AKP İŞÇİLERİN GÜÇLENMESİNE KARŞIDIR
Karşıdır çünkü ülke çapında yaygın olarak örgütlü ve sayıca güçlü sendikalar meydanlara işçileri sürdüğü zaman iktidarların devrildiğini hep aklında tutmuştur. 1.800.000 milyon işyeri olan ülkemizde ancak 30 bin işyerinde işçilerin örgütlenebildiği hatırlanırsa AKP, yasaları değiştirmeyerek işverenlerin sendikalaşmaya karşı çıkışının sürekli arkasında durmuştur. AKP asgari ücrete 100 TL zam yaparak işçi ile alay etmiştir. Arabuluculuk kavramı hukuk sistemine ihtiyari olarak sokuldu ama şimdi zorunlu hale getirilerek işçinin en doğal hakkı olan dava hakkı AKP tarafından ortadan kaldırılmak isteniyor. Çalışma Bakanlığı İş Mahkemeleri Yasa Tasarısı Taslağı hazırlayarak işçilerin işe iade davaları açmadan önce arabulucuya gitme zorunluluğunu getirmek istiyor.

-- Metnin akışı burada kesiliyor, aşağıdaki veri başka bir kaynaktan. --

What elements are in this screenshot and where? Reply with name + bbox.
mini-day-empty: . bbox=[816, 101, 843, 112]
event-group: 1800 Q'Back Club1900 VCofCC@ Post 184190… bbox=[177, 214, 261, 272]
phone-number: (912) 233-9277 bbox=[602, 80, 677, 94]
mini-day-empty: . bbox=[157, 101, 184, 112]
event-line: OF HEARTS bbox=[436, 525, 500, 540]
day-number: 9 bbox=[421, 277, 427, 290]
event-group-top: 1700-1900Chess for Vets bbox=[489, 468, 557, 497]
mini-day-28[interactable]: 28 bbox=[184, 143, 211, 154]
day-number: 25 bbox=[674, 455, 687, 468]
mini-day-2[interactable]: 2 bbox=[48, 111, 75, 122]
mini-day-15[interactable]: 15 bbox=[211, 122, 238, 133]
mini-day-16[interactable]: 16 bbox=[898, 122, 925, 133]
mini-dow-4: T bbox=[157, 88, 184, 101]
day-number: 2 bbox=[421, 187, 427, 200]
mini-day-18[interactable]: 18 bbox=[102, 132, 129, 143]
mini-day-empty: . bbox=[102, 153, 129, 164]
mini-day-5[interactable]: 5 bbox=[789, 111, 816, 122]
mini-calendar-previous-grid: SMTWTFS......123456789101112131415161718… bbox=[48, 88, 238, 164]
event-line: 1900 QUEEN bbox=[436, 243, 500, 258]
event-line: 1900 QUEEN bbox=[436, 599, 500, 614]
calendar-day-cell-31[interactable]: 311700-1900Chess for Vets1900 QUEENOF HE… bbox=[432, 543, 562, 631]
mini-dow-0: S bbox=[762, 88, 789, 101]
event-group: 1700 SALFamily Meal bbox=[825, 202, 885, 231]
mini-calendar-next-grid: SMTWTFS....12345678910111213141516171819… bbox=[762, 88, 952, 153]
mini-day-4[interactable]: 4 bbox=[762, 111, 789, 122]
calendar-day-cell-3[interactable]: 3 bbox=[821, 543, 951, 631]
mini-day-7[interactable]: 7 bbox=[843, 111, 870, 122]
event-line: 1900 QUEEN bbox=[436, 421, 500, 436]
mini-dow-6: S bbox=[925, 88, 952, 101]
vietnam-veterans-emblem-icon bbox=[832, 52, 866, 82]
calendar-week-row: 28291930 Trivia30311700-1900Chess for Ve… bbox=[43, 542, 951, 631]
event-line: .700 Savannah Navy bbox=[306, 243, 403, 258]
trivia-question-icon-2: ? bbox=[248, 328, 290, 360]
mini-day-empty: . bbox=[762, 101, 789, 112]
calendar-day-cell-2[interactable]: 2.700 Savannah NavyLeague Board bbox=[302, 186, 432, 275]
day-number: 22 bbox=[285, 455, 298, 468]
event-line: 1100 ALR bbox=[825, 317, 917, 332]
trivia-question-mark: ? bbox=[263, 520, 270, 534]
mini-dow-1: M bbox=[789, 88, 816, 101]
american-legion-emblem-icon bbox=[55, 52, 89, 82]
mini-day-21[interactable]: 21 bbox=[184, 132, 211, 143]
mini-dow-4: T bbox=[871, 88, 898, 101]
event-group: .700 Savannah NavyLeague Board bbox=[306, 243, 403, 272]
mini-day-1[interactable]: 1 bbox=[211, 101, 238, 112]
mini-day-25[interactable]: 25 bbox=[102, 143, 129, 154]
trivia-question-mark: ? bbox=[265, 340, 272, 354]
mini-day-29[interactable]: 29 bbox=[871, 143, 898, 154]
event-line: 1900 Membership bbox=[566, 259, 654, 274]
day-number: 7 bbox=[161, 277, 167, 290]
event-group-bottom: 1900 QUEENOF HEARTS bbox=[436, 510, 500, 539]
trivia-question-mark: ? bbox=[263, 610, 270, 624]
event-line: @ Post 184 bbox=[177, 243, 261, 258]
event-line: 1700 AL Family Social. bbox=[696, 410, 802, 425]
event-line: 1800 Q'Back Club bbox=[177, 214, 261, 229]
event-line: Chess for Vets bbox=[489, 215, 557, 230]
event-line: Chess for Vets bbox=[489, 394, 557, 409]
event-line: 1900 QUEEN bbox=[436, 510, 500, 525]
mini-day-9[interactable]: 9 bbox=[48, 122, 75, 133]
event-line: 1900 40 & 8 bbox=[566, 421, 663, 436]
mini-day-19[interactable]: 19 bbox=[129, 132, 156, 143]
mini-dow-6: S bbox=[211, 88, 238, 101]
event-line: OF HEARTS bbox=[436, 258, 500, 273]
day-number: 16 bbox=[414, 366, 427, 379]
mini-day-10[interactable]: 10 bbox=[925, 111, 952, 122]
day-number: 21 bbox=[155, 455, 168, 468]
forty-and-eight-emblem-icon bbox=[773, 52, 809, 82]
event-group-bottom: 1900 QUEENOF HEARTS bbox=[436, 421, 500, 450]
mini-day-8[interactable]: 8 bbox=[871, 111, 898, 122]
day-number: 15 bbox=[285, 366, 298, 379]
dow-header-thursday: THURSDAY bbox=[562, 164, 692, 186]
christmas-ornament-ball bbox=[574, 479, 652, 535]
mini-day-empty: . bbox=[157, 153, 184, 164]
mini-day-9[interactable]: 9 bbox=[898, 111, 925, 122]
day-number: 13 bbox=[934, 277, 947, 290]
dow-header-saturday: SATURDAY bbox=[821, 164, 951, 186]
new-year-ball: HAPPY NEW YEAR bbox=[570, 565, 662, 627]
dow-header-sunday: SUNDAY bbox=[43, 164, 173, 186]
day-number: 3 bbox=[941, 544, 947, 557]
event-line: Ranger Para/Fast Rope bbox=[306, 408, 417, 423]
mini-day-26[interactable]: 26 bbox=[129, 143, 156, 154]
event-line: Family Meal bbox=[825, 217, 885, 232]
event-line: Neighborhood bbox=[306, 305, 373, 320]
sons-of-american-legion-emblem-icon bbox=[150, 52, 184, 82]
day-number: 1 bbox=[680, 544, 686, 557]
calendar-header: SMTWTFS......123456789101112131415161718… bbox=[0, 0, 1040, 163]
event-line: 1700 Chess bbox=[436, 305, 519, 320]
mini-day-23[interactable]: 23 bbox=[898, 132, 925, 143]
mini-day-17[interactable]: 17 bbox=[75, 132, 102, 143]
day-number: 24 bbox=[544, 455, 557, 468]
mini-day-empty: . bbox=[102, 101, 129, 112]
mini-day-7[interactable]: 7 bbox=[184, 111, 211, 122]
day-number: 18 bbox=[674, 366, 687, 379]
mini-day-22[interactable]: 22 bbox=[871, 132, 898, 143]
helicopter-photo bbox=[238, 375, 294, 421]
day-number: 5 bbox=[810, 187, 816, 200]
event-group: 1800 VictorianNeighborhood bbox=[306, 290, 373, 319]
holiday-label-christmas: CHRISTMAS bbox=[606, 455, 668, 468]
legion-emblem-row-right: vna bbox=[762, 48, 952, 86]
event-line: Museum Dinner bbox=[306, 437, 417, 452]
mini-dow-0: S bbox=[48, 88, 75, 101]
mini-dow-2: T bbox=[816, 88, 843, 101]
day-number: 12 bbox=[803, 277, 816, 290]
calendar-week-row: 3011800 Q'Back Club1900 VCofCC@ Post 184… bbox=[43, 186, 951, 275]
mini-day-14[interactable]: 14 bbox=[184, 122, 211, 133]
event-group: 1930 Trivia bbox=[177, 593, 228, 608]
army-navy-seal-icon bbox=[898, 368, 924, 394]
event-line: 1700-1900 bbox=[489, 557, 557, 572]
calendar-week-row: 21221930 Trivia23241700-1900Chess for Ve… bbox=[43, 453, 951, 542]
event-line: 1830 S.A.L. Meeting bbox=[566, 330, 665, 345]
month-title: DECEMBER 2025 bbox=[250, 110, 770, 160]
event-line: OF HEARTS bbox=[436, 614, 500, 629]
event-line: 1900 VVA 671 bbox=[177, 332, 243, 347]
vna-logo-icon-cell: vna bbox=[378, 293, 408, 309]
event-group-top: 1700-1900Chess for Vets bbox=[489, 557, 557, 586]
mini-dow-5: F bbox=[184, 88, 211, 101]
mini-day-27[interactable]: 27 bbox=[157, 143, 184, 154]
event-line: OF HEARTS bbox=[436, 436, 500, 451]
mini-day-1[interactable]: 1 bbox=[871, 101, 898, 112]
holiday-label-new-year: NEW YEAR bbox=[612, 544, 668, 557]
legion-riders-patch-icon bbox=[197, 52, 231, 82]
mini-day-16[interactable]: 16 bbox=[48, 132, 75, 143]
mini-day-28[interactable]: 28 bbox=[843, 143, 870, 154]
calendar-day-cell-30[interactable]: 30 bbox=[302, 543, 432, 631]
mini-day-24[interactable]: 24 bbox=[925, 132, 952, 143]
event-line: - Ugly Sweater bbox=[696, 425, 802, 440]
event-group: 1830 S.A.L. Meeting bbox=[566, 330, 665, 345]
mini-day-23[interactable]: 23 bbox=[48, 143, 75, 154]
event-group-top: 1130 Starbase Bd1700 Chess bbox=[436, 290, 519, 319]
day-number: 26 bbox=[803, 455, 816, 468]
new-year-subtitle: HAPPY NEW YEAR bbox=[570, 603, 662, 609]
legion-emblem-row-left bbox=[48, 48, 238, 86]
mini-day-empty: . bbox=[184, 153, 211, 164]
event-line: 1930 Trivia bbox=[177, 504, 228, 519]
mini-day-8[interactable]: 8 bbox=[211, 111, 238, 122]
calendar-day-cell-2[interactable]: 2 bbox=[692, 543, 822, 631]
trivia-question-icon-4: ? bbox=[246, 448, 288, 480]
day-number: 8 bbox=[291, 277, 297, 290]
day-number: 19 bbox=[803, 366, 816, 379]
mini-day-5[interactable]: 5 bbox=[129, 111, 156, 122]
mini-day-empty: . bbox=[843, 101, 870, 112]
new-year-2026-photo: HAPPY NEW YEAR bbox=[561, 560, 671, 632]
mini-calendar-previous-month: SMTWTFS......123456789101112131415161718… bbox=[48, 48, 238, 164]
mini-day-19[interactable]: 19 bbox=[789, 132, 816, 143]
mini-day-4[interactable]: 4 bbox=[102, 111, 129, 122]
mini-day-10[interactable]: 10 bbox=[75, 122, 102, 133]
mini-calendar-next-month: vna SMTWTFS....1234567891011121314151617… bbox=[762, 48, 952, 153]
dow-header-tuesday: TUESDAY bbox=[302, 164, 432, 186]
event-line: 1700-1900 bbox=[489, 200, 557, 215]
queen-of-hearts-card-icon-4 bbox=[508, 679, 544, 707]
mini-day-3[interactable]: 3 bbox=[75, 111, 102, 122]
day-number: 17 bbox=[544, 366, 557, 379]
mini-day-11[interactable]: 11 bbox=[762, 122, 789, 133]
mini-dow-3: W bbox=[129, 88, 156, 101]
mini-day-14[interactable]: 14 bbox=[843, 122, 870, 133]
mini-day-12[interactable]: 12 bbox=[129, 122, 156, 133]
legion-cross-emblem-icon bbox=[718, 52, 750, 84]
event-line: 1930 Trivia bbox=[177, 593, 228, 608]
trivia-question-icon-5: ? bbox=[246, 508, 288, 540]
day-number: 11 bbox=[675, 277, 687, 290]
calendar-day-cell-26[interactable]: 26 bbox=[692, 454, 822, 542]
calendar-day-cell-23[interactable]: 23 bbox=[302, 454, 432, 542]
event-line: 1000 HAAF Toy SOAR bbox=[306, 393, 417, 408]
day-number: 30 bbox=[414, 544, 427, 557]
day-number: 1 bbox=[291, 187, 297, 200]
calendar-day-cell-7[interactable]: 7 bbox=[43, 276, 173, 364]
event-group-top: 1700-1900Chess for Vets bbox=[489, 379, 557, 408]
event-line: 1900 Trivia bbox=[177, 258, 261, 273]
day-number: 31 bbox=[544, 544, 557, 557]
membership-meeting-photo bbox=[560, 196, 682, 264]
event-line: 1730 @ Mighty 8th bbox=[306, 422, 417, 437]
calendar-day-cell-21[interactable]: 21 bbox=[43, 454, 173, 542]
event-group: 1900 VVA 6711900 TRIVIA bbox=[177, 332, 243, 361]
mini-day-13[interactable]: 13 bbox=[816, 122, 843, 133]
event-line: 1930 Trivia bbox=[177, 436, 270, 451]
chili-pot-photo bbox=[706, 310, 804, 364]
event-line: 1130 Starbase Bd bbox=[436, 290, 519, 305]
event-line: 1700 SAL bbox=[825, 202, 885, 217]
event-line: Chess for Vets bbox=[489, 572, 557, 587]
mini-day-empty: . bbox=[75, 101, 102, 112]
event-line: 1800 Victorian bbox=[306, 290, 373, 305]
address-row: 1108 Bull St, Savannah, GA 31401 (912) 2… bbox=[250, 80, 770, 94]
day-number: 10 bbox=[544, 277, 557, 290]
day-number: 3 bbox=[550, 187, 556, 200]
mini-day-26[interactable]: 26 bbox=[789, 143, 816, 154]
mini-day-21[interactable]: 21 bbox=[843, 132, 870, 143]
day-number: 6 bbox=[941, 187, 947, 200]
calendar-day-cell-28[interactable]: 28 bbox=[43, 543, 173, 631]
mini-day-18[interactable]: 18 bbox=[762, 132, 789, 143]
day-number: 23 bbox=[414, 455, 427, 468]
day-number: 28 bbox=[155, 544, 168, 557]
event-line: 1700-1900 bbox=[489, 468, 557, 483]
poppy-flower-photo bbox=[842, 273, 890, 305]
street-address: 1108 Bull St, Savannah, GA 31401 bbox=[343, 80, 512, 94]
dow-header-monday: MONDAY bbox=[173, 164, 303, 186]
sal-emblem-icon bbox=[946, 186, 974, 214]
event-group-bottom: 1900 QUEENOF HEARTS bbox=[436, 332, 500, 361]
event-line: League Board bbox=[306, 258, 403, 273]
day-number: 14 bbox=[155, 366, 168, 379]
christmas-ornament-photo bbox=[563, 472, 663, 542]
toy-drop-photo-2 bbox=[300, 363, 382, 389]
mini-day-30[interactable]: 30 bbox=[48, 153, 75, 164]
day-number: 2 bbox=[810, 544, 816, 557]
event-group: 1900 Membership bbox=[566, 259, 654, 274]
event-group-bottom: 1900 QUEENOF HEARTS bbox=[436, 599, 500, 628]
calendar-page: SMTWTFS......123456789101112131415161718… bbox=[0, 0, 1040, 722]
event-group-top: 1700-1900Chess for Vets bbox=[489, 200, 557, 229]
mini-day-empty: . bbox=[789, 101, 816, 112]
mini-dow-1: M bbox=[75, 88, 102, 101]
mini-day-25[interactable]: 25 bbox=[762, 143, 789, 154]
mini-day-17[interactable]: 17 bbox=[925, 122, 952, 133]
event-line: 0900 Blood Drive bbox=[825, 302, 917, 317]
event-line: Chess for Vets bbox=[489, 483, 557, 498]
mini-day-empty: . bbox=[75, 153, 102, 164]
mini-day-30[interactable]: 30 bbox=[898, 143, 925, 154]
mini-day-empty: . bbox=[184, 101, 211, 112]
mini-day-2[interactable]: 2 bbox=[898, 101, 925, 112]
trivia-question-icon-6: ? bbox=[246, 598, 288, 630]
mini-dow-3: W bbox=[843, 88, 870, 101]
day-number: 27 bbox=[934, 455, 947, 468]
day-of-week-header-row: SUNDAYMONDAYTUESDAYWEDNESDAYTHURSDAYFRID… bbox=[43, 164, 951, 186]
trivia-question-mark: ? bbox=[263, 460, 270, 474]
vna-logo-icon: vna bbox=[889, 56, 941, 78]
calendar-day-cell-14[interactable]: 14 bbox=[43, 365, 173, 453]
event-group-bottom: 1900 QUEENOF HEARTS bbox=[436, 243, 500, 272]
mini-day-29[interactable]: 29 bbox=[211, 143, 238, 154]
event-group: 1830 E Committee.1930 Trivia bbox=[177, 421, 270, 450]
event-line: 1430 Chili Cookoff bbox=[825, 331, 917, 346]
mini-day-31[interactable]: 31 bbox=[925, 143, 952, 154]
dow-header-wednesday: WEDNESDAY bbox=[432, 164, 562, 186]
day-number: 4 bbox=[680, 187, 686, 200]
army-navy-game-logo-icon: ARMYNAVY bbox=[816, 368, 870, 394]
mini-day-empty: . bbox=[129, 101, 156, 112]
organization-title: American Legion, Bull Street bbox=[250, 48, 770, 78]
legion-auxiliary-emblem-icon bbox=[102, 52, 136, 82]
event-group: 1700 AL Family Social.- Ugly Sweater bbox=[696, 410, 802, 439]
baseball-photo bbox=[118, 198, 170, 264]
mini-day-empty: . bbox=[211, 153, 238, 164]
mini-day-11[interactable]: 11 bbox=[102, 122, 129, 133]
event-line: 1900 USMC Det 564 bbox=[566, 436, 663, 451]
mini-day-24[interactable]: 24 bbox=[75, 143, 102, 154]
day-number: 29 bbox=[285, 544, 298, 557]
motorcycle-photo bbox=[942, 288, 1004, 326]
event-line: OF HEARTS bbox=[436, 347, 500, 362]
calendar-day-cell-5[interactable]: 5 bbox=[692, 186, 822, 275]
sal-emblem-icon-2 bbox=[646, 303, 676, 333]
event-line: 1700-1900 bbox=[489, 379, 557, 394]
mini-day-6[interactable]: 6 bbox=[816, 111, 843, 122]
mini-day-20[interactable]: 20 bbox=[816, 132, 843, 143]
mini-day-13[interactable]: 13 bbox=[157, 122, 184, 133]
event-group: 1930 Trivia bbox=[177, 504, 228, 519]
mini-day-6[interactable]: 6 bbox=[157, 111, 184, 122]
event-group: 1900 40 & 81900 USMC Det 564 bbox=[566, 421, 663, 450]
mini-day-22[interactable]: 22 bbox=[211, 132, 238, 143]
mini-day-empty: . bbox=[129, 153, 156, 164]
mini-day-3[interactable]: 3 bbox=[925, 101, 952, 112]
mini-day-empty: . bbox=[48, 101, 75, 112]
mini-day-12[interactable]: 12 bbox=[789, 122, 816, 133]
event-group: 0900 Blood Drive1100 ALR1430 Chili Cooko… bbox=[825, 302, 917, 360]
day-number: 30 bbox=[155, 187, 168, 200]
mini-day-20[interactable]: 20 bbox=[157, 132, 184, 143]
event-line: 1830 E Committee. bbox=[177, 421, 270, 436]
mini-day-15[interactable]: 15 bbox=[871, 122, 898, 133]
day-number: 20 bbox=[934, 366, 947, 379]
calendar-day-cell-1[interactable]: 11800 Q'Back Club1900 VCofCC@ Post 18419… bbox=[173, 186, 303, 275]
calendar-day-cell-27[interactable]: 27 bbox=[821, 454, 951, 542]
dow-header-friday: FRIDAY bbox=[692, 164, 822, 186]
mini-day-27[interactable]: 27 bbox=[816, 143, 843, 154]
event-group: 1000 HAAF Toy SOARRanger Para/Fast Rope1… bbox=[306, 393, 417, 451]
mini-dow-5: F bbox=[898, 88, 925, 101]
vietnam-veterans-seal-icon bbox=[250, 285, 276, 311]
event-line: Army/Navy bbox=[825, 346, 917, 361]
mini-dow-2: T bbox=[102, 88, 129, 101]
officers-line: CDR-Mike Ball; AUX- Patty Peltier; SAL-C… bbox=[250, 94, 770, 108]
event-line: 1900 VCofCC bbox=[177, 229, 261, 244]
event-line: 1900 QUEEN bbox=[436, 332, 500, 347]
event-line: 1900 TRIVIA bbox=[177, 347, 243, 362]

Nedeni işten çıkarılan işçiye tazminat ödeme kartını göstererek onu işe iade isteğinden vazgeçirmek. Bir tür havuç politikası ile işten çıkarılan işçinin işine dönmesinin önü kesilmek isteniyor.
İŞÇİLER REFERANDUMDA 'HAYIR' OYU VERMELİDİR
İşçilerimiz kendilerine reva görülen bunca olumsuzluğa rağmen celladına aşık ve büyük bir şevkle AKP’ye oy vermeye devam ediyor. Referanduma sunulacak anayasa değişikliği ve kurulacak başkanlık rejiminin yaşamlarını karartacağının farkında değiller. Ne işçiler ve ne de sendikaları, kendilerini bekleyen bu büyük tehlikenin farkında değil. Kendilerini uyarıyoruz. AKP geçmişte işçiye ne getirdi ki başkanlık rejiminde ne getirecek! Aksine başkan güçlü örgüt istemeyeceğinden var olan haklarını da ortadan kaldıracak. Birileri işçilere bu değişikliğin işçi ve sendikasının hayrına olmayacağını anlatmalı ve hayatlarını karartacak bu değişikliğe referandumda “hayır” demeleri gerektiğini hatırlatmalı.